Passion for petunias
Oh, sure, you say, who can goof up a petunia? Anyone who thinks these sturdy summer annuals don't need a thing.
Petunias don't need much. But in return for a little effort, you can probably get more bloom from your buck than any annual out there. Think of all the colors petunias provide from crayon-colored reds and blues to groovier violets with green edges. Petunias are the perfect pop of color when you need some.
Shapes and sizes are evolving, with deadhead-free Supertunias from growers like Proven Winners to the groundcover Wave and Surfinias that can cover up to three feet of space in good growing conditions. There is something in the petunia clan for any situation, from hanging baskets to garden beds and potted sorts for the porch.
Petunia aficionados know what petunia to put where. Grandifloras have the largest blooms, can be ruffled, but bloom the least. Multifloras are similar to Grandifloras but have smaller blooms and are single-petaled. You usually get your dark purples from these groups, and many are highly scented.
Milliflora are dwarf petunias and have smaller flowers and a mounding habit that is perfect for pots. Trailing petunias are best for hanging baskets and groundcovers.
Let your nursery person know what you want to achieve, and they can help you choose the right type for your garden.
Full sun to a wee bit of shade is essential. Petunias will want all the sunshine they can get to keep the blooms coming along. A consistent but weak feed while watering with something organic helps, too.
To pinch or not to pinch the sticky stems? You will want to deadhead and pinch back the old-fashioned trailing type of petunias as they can get sparse and leggy-looking at the crown as the summer progresses. Keep pinching.
Petunias, like fuchsias, are branchers. The more you pinch, the bushier the plant will grow. Keep this in mind as you train your petunias throughout the season to grow in a habit that works for you.
You will want to keep your petunias moist – not wet.
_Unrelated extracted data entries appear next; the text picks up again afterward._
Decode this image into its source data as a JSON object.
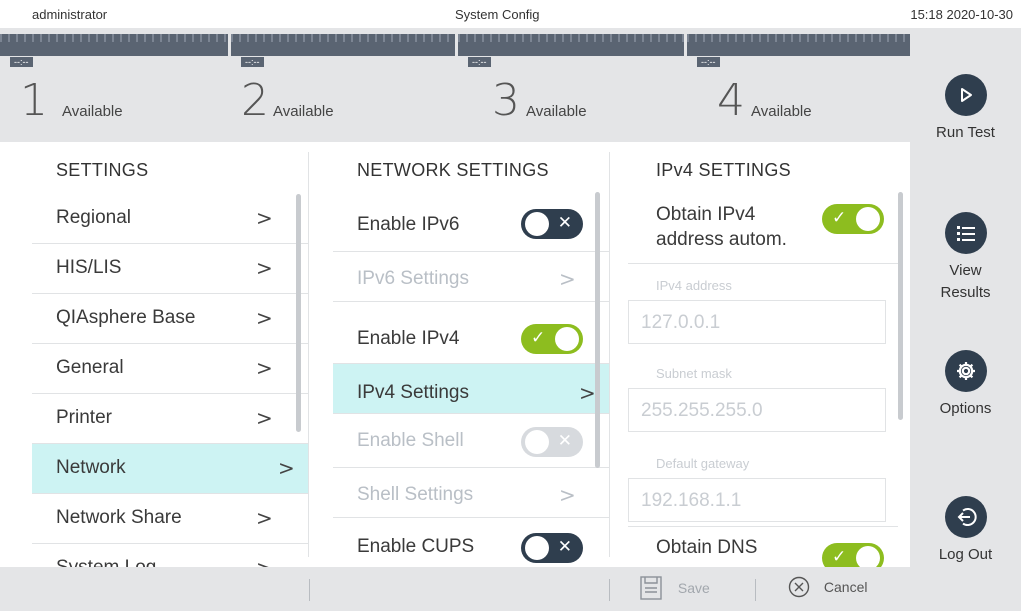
{
  "topbar": {
    "user": "administrator",
    "title": "System Config",
    "time": "15:18 2020-10-30"
  },
  "modules": [
    {
      "code": "--:--",
      "number": "1",
      "status": "Available"
    },
    {
      "code": "--:--",
      "number": "2",
      "status": "Available"
    },
    {
      "code": "--:--",
      "number": "3",
      "status": "Available"
    },
    {
      "code": "--:--",
      "number": "4",
      "status": "Available"
    }
  ],
  "sidenav": {
    "run_test": "Run Test",
    "view_results": "View Results",
    "options": "Options",
    "log_out": "Log Out"
  },
  "settings": {
    "heading": "SETTINGS",
    "items": [
      "Regional",
      "HIS/LIS",
      "QIAsphere Base",
      "General",
      "Printer",
      "Network",
      "Network Share",
      "System Log"
    ],
    "active": "Network"
  },
  "network": {
    "heading": "NETWORK SETTINGS",
    "rows": [
      {
        "label": "Enable IPv6",
        "kind": "toggle",
        "state": "off"
      },
      {
        "label": "IPv6 Settings",
        "kind": "link",
        "state": "disabled"
      },
      {
        "label": "Enable IPv4",
        "kind": "toggle",
        "state": "on"
      },
      {
        "label": "IPv4 Settings",
        "kind": "link",
        "state": "active"
      },
      {
        "label": "Enable Shell",
        "kind": "toggle",
        "state": "disabled"
      },
      {
        "label": "Shell Settings",
        "kind": "link",
        "state": "disabled"
      },
      {
        "label": "Enable CUPS",
        "kind": "toggle",
        "state": "off"
      }
    ]
  },
  "ipv4": {
    "heading": "IPv4 SETTINGS",
    "obtain_auto_label": "Obtain IPv4 address autom.",
    "obtain_auto_line1": "Obtain IPv4",
    "obtain_auto_line2": "address autom.",
    "address_label": "IPv4 address",
    "address_value": "127.0.0.1",
    "subnet_label": "Subnet mask",
    "subnet_value": "255.255.255.0",
    "gateway_label": "Default gateway",
    "gateway_value": "192.168.1.1",
    "obtain_dns_label": "Obtain DNS"
  },
  "bottombar": {
    "save": "Save",
    "cancel": "Cancel"
  },
  "colors": {
    "accent_green": "#8dbd1f",
    "dark_navy": "#2f3e4e",
    "active_cyan": "#cdf3f3",
    "bar_grey": "#e4e5e7"
  }
}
Wet conditions cause fungal problems.
And speaking of problems, if your petunia blossoms are getting munched beyond recognition, look closely at the plant and you might find budworms are the culprit. Budworms are hard to see as they often take on the exact color of the plant they are eating. They are easy enough to treat – just pick them off as you find them and change out the soil of potted plants once a year where budworm eggs can overwinter.
Pro tip: If you can, water petunias underneath the foliage as you'll notice the blooms close when they get wet and it can take a few hours for them to open again.